“Historically based on the refined aesthetic of the tea ceremony, the ochaya embodies the best of traditional Japanese architecture and interior design. Each room must have a tatami floor and a tokonoma [alcove] replete with the appropriate monthly scroll and a suitable arrangement of flowers in a suitable vase. These amenities are completely changed for each customer.
“At some point the geiko [artistic geisha] perform. There are basically two kinds of geiko, a tachikata and a jikata. A tachikata is a main performer. She is trained to dance and play an instrument other than the shamisen, such as the flute or the hand drum. A jikata is an accompanist who is trained to play the shamisen and sing.”

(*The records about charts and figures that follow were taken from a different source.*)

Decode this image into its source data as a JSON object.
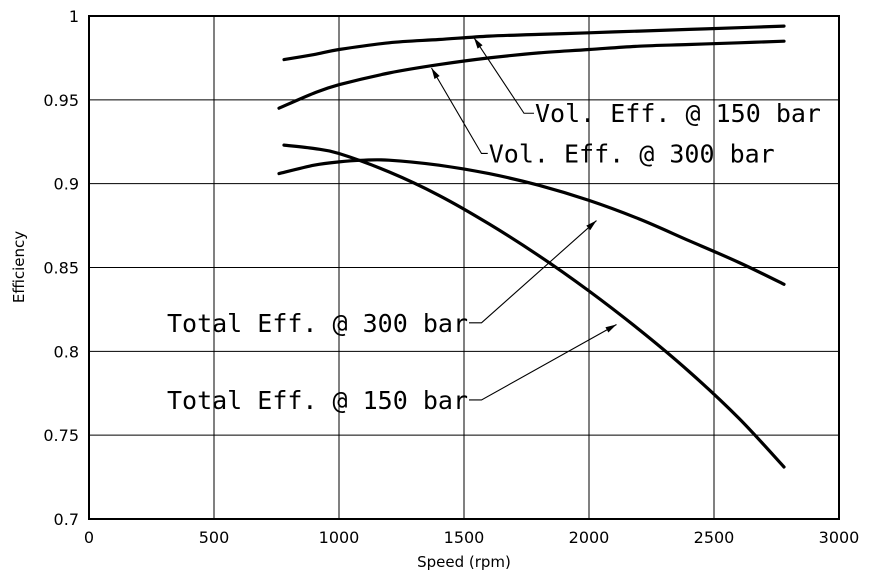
{
  "chart_data": {
    "type": "line",
    "title": "",
    "xlabel": "Speed (rpm)",
    "ylabel": "Efficiency",
    "xlim": [
      0,
      3000
    ],
    "ylim": [
      0.7,
      1.0
    ],
    "xticks": [
      0,
      500,
      1000,
      1500,
      2000,
      2500,
      3000
    ],
    "yticks": [
      0.7,
      0.75,
      0.8,
      0.85,
      0.9,
      0.95,
      1.0
    ],
    "xtick_labels": [
      "0",
      "500",
      "1000",
      "1500",
      "2000",
      "2500",
      "3000"
    ],
    "ytick_labels": [
      "0.7",
      "0.75",
      "0.8",
      "0.85",
      "0.9",
      "0.95",
      "1"
    ],
    "grid": true,
    "legend": "none",
    "series": [
      {
        "key": "vol150",
        "x": [
          780,
          900,
          1000,
          1200,
          1400,
          1600,
          1800,
          2000,
          2200,
          2400,
          2600,
          2780
        ],
        "y": [
          0.974,
          0.977,
          0.98,
          0.984,
          0.986,
          0.988,
          0.989,
          0.99,
          0.991,
          0.992,
          0.993,
          0.994
        ]
      },
      {
        "key": "vol300",
        "x": [
          760,
          900,
          1000,
          1200,
          1400,
          1600,
          1800,
          2000,
          2200,
          2400,
          2600,
          2780
        ],
        "y": [
          0.945,
          0.954,
          0.959,
          0.966,
          0.971,
          0.975,
          0.978,
          0.98,
          0.982,
          0.983,
          0.984,
          0.985
        ]
      },
      {
        "key": "tot150",
        "x": [
          780,
          900,
          1000,
          1200,
          1400,
          1600,
          1800,
          2000,
          2200,
          2400,
          2600,
          2780
        ],
        "y": [
          0.923,
          0.921,
          0.918,
          0.907,
          0.893,
          0.876,
          0.857,
          0.836,
          0.813,
          0.788,
          0.76,
          0.731
        ]
      },
      {
        "key": "tot300",
        "x": [
          760,
          900,
          1000,
          1100,
          1200,
          1400,
          1600,
          1800,
          2000,
          2200,
          2400,
          2600,
          2780
        ],
        "y": [
          0.906,
          0.911,
          0.913,
          0.914,
          0.914,
          0.911,
          0.906,
          0.899,
          0.89,
          0.879,
          0.866,
          0.853,
          0.84
        ]
      }
    ],
    "annotations": [
      {
        "key": "vol150",
        "text": "Vol. Eff. @ 150 bar",
        "target": [
          1540,
          0.987
        ],
        "elbow": [
          1740,
          0.942
        ],
        "label_at": [
          1780,
          0.942
        ]
      },
      {
        "key": "vol300",
        "text": "Vol. Eff. @ 300 bar",
        "target": [
          1370,
          0.969
        ],
        "elbow": [
          1570,
          0.918
        ],
        "label_at": [
          1595,
          0.918
        ]
      },
      {
        "key": "tot300",
        "text": "Total Eff. @ 300 bar",
        "target": [
          2030,
          0.878
        ],
        "elbow": [
          1570,
          0.817
        ],
        "label_at": [
          1520,
          0.817
        ]
      },
      {
        "key": "tot150",
        "text": "Total Eff. @ 150 bar",
        "target": [
          2110,
          0.816
        ],
        "elbow": [
          1570,
          0.771
        ],
        "label_at": [
          1520,
          0.771
        ]
      }
    ]
  }
}
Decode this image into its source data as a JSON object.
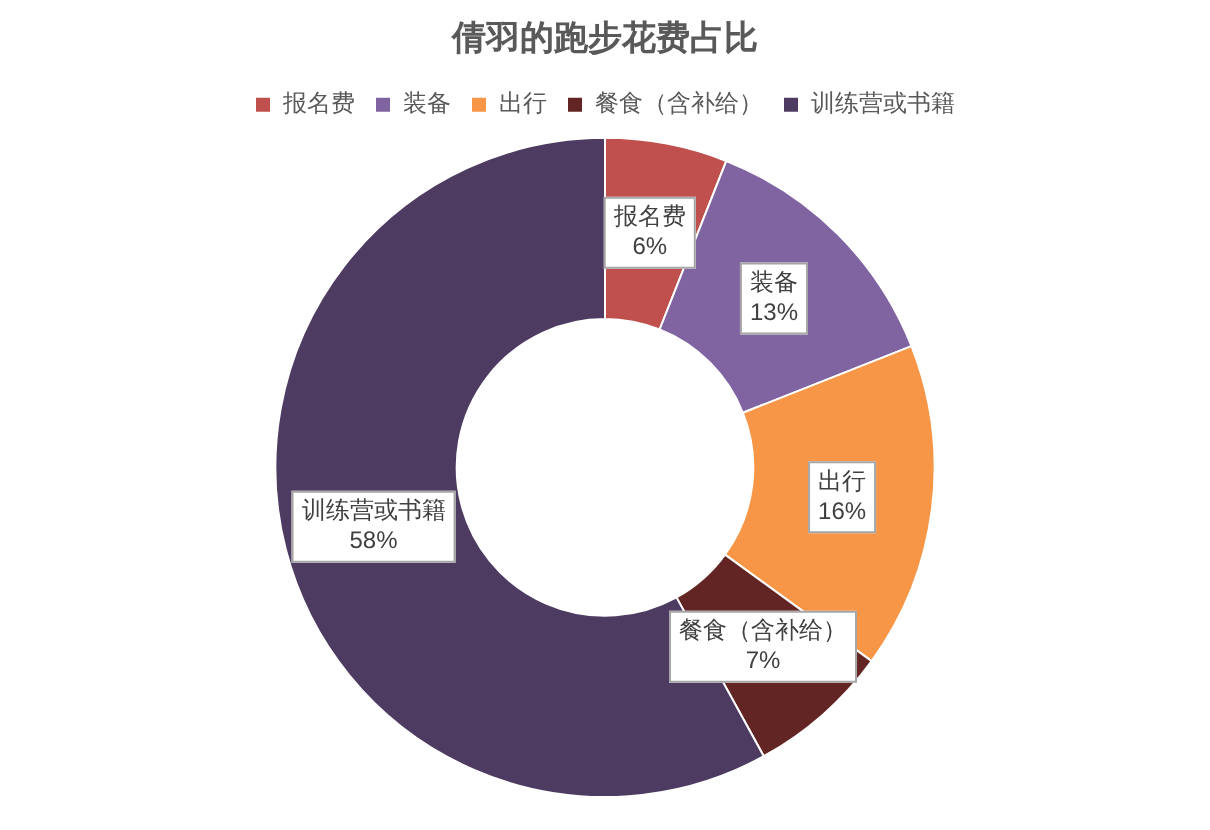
{
  "chart_data": {
    "type": "donut",
    "title": "倩羽的跑步花费占比",
    "categories": [
      "报名费",
      "装备",
      "出行",
      "餐食（含补给）",
      "训练营或书籍"
    ],
    "values": [
      6,
      13,
      16,
      7,
      58
    ],
    "colors": [
      "#c0504d",
      "#8064a2",
      "#f79646",
      "#632523",
      "#4d3b62"
    ],
    "value_labels": [
      "6%",
      "13%",
      "16%",
      "7%",
      "58%"
    ],
    "legend": "top"
  }
}
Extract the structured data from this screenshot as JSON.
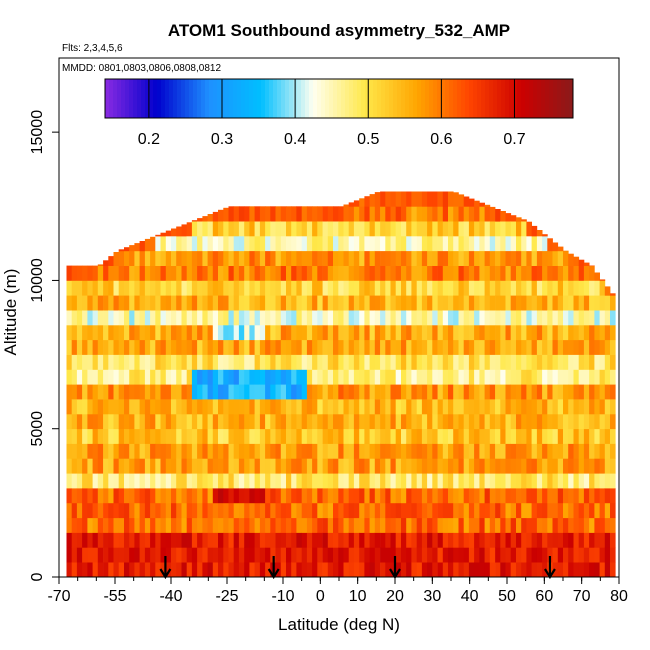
{
  "chart_data": {
    "type": "heatmap",
    "title": "ATOM1 Southbound asymmetry_532_AMP",
    "flights_note": "Flts: 2,3,4,5,6",
    "dates_note": "MMDD: 0801,0803,0806,0808,0812",
    "xlabel": "Latitude (deg N)",
    "ylabel": "Altitude (m)",
    "xlim": [
      -70,
      80
    ],
    "ylim": [
      0,
      17500
    ],
    "x_tick_labels": [
      "-70",
      "-55",
      "-40",
      "-25",
      "-10",
      "0",
      "10",
      "20",
      "30",
      "40",
      "50",
      "60",
      "70",
      "80"
    ],
    "x_tick_values": [
      -70,
      -55,
      -40,
      -25,
      -10,
      0,
      10,
      20,
      30,
      40,
      50,
      60,
      70,
      80
    ],
    "x_minor_step": 5,
    "y_tick_labels": [
      "0",
      "5000",
      "10000",
      "15000"
    ],
    "y_tick_values": [
      0,
      5000,
      10000,
      15000
    ],
    "colorbar": {
      "range": [
        0.14,
        0.78
      ],
      "tick_labels": [
        "0.2",
        "0.3",
        "0.4",
        "0.5",
        "0.6",
        "0.7"
      ],
      "tick_values": [
        0.2,
        0.3,
        0.4,
        0.5,
        0.6,
        0.7
      ],
      "colors": [
        "#8a2be2",
        "#0000cd",
        "#1e90ff",
        "#00bfff",
        "#fffff0",
        "#ffe84a",
        "#ffa500",
        "#ff4500",
        "#cc0000",
        "#8b1a1a"
      ]
    },
    "arrow_latitudes": [
      -41.5,
      -12.5,
      20,
      61.5
    ],
    "approx_bounds": {
      "layer_top_altitude_by_latitude": [
        [
          -68,
          10500
        ],
        [
          -60,
          10500
        ],
        [
          -55,
          11000
        ],
        [
          -45,
          11500
        ],
        [
          -35,
          12000
        ],
        [
          -25,
          12500
        ],
        [
          -15,
          12500
        ],
        [
          -5,
          12500
        ],
        [
          5,
          12500
        ],
        [
          15,
          13000
        ],
        [
          25,
          13000
        ],
        [
          35,
          13000
        ],
        [
          45,
          12500
        ],
        [
          55,
          12000
        ],
        [
          65,
          11000
        ],
        [
          72,
          10500
        ],
        [
          78,
          9500
        ]
      ]
    }
  }
}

– Geisha: A Life, Mineko Iwasaki, 2003
From the wiki: “In Japan, an ocha-ya (literally. ‘tea-house’) is an establishment where patrons are entertained by geisha. Ochaya, where geisha entertain, should be distinguished from okiya [boarding house], where geisha live. Though the term ochay means ‘tea house’, they do not serve tea, except incidentally (as an ordinary beverage); buildings or rooms for Japanese tea ceremony are instead known as chashitsu (literally, ‘tea room’). Ochaya are typically very exclusive establishments – with very rare exceptions, one may only enter if one is an established patron, or accompanied by a patron, with reservations.
“Relationships to ochaya can often be traced back generations, and are generally associated with a family or company. Switching ochaya is not generally possible, and even patronizing ochaya other than the one with which one is associated is considered a very serious breach of manners. Ochaya cater to a discreet clientele, and thus do not present a particularly conspicuous front, but nor are they particularly secretive as to their location. Ochaya are generally located on or near the main streets of their geisha district, and will generally have the name at the entrance, with an entrance curtain (noren) and front garden in larger houses.”